There is no edge in having a large account size and 300k is not a large account anyway. An actual large amount of capital loses edge from liquidity and market impact concerns.
Not being under capitalized is not an edge, it is what you should be doing. Playing a sport without a broken bone is not an edge, you shouldn't be playing with a broken bone to start with.
I don't understand the mentality of discouraging people from trading, it strikes me as naivety on our own possibility of blowing up.
Most people posting here won't be trading in 5 years either. That is just the way it goes, may as well take your shot.
The following user says Thank You to dutchbookmaker for this post:
I agree that Psychology is in fact key. As an example during the one "bad" trade out of my 15 trades so far I did not respect my mental stop but instead averaged down. The result was that I eventually broke even on this trade but I still consider it a loss as I broke all my trading rules.
My current plan is to keep trading with small amounts of real money but slowly increase the amount I put on the line over the next few months. That does mean that most of my money will just sit in my bank account collecting dust but I don't feel too bad about this in todays market.
It doesn't matter if you are day trade or swing, just make sure you trade the bare MINIMUM contract(s) on your plan until you really know what you are doing.
When I started with the market in 2003, I was up 50% in less than 3 months, only gave back all in less than 1 months. Since then I have been bleeding money every year. It only until recently I finally think I "get" it and found that I was wrong all these time by avoiding day trade.
I agree with "taking your shot" rather sooner than later. I have spend the last 6 months reading book and forums, looking at charts and backtesting strategies. It is different when you are actually starting to trade and the time spend in every trade feels 10x as valuable as the time purely researching even if the risk is limited.
There is little edge in money if you don't know what to do with it. But having more certainly can open up more opportunities... You can trade various strategies on uncorrelated instruments for a smoother equity curve, e.g. You can launch a HFT/Market Making firm... Not that this is relevant to this situation...
But as you mention, you can easily have too much capital and it will result in diminished returns. I also agree with your negative sentiment towards the naysayers; how are they to know if this is a potential star trader or not...
It saddens me to see a lot of incredibly naive people throw away their hard-earned cash on worthless systems, though...
The following user says Thank You to Lornz for this post:
I really like the idea of trading in uncorrelated instruments instead of putting all eggs into one basket. I think this is something I wil explore more going forward.
Apart from that I wonder if very short term scalping based on price action becomes more viable when putting more money on the table like going for 1 or 2 pips per trade but putting a couple of hundred lots on the line on every trade.

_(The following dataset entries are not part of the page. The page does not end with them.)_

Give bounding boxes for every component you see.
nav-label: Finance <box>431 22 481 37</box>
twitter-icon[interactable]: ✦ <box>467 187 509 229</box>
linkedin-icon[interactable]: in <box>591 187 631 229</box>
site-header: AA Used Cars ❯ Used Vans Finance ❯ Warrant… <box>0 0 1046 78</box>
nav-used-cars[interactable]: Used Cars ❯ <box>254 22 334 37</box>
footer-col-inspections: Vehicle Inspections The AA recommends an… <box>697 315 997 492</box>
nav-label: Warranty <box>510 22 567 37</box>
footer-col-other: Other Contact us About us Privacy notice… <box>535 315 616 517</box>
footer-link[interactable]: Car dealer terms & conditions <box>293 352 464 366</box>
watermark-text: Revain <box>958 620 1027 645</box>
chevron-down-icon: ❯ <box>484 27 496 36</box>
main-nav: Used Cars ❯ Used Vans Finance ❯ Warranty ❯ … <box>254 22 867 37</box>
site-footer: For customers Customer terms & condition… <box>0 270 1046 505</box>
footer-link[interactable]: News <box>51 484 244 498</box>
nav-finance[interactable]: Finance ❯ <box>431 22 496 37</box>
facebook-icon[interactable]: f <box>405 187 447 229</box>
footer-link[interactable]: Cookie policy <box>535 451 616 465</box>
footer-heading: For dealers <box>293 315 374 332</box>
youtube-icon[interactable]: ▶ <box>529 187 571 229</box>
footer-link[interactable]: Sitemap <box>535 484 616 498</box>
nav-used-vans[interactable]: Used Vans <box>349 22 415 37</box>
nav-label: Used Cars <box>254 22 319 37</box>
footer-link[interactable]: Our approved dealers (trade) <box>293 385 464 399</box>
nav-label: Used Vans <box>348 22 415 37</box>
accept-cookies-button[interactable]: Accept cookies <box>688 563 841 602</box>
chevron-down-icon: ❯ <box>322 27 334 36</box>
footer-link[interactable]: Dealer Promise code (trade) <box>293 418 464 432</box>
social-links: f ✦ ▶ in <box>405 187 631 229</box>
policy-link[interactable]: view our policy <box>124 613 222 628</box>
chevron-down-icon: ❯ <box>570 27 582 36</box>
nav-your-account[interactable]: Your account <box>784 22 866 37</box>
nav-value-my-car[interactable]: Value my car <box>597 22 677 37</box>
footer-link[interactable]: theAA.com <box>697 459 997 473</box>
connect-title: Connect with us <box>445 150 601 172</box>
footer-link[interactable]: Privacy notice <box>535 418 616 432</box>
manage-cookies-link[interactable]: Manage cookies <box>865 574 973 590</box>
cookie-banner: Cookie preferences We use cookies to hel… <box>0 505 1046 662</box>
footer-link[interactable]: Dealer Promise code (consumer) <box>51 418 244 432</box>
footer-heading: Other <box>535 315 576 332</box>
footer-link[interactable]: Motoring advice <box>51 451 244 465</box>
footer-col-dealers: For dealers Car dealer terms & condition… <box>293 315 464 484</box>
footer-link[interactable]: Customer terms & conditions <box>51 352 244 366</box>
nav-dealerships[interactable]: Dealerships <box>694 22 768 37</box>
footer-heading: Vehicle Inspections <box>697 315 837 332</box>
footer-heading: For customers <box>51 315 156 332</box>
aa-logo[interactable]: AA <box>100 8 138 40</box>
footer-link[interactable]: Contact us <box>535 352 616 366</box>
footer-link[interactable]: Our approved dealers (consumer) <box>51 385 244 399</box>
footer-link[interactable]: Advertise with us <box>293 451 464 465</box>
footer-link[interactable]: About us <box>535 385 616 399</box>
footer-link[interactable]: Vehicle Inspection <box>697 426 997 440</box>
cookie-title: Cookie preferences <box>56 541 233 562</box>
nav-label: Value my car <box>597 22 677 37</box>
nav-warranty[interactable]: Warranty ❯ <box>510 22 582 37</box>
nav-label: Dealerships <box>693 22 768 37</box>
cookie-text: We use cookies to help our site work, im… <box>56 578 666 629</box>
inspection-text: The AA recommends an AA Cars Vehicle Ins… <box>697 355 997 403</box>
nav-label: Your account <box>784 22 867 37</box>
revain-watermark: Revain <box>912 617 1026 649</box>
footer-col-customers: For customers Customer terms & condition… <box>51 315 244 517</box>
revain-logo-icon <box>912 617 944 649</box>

Of course a strategy like this needs to be heavily tested and when trading a couple of million dollars liquidity might become an issue.
I always think this is nonsense but my very first trade was buying physical silver for 6 bucks an oz. I sold out for over 100% profit but it is interesting to consider that I must view the markets different than someone who started in something else with silver at $38.84 spot as I type.
I'm more than glad I didn't listen to people who told me to be careful..But then again, I can't imagine anyone lasting if you listen to anyone else in this game.
My default is that everyone is a fool besides me. From my years of study of great traders is the only mindset that works.
On a more technical side there is minority game theory mathematics to back up such ideas.
I'm not sure if this is what you are getting at but whenever I hear this "95% of all traders fail" line than I view this as encouragement given the fact that in my experience beating the vast majority of people in anything is really not that hard with a bit of effort (I apologize if this comes across as arrogant).
At this point I side with the swindlers though. IMO if the retail trading community stood naked, there would be no retail trading community because it is 90% swindlers.
I will always love gold/silver trading, would love to enter that business and make a valid expensive news letter but it is 99.9% swindlers and will never improve.
The swindlers and fools though are what make a community, I have no interest in just talking to EV+ traders. If that was even possible I would feel obliged to feed them false information as part of the game.
Psychology wise to me there is one thing to remember. If you didn't start young, you can not become a grand master in chess no matter what. Trading is actually much easier than that. You just have to bust your ass because no one really starts learning to trade as a little kid like in chess.